Some general thoughts from me how to move on:

  1. Work out a test strategy. What functionalities are critical, how to test them etc. Again, this should be same for each client.
  2. Define requirements: a) Create a gold standard for metadata and files. the idea behind is, to have 3-4 different datasets with files attached, which are representative and can be used for different testing purposes (unit, integrity). These resources then can be used by all clients. b) find out, which Dataverse versions have which endpoints available and to test this. c) which API response can be expected (status codes and data -> for exception handling).
  3. Implement the tests. For each client different!
  4. Setup Dataverse instances, where the needed test data is available and can be created/manipulated. develop and latest would be nice.

I have done some work for 1 + 2 (develop branch of pyDataverse), and will do a total overwhaul for all the points mentioned above in the next 2 months for a major release. Maybe a call to discuss different things mentioned would be a great starting point, so the resources created (e. g. metadata JSON) are usefull for all and can be shared.

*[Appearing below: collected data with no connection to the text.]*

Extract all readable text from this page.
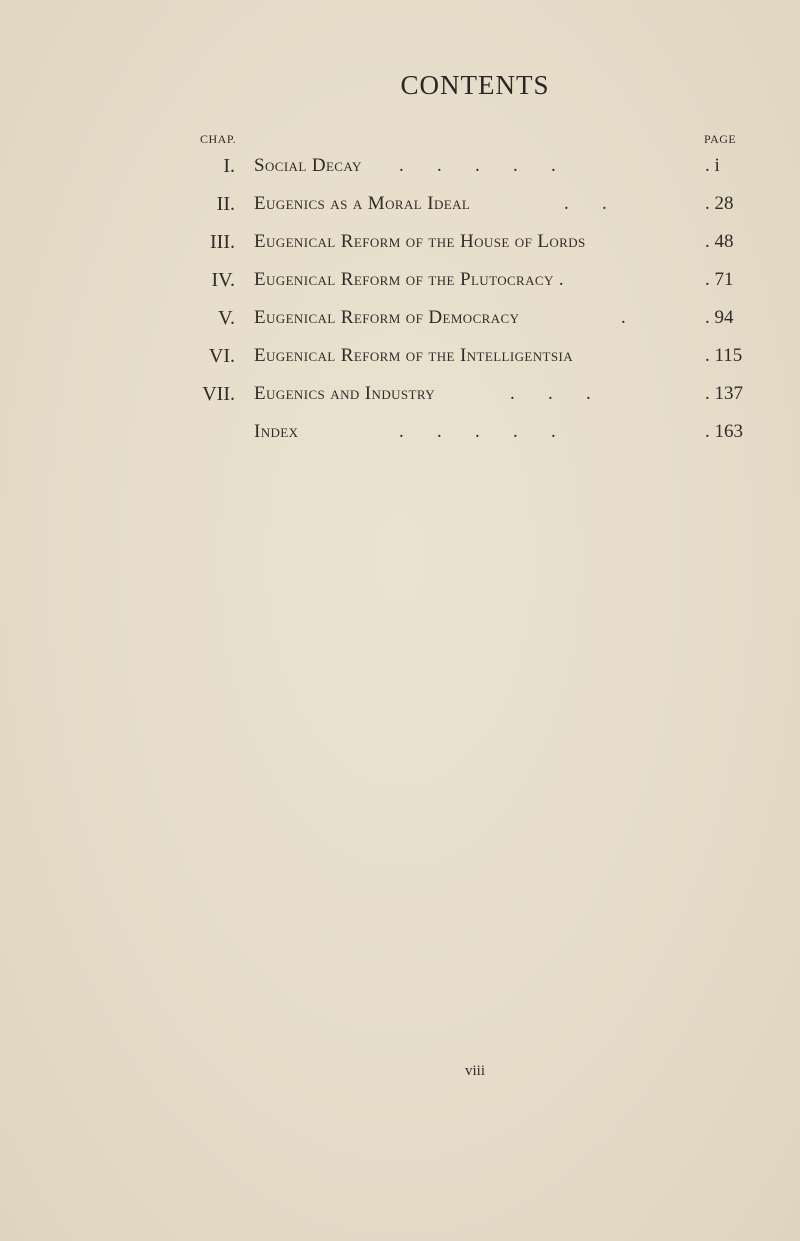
CONTENTS
CHAP.	PAGE
I. Social Decay .       .       .       .       .	. i
II. Eugenics as a Moral Ideal	.       .	. 28
III. Eugenical Reform of the House of Lords	. 48
IV. Eugenical Reform of the Plutocracy .	. 71
V. Eugenical Reform of Democracy	.	. 94
VI. Eugenical Reform of the Intelligentsia	. 115
VII. Eugenics and Industry	.       .       .	. 137
Index	.       .       .       .       .	. 163
viii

My strategy is to work with a Docker instance locally for development (with which I can switch easily from one Dataverse version to another) and work out full, minimal metadata and representative test data. I have done some parts for this already, but the AUSSDA test data is so far not public (GDPR checks missing). We will also setup a Dataverse instance for pyDataverse testing, but still, the testing of different Dataverse versions is an issue not easy to maintane. But maybe this does not need to be done regularly.

So, this is quite tricky and complex, and I am already thinking about this for a long time. So from my point of view, I think to have a call and talk about this together would be the most efficient way forward, as more brains reduce errors and amount of work. :) What do you think about that?

kuriwaki commented 2 years ago

So from my point of view, I think to have a call and talk about this together would be the most efficient way forward, as more brains reduce errors and amount of work. :)

@wibeasley @skasberger and I met on Jan 2021 to discuss this. The setup we have landed on for the current CRAN submissions seems stable to me: i.e. to use a demo dataverse and run daily checks on it through Github Actions instead of CRAN (#96). We would still need to get better coverage on tests (#4) and perhaps consider Jenkins (#22).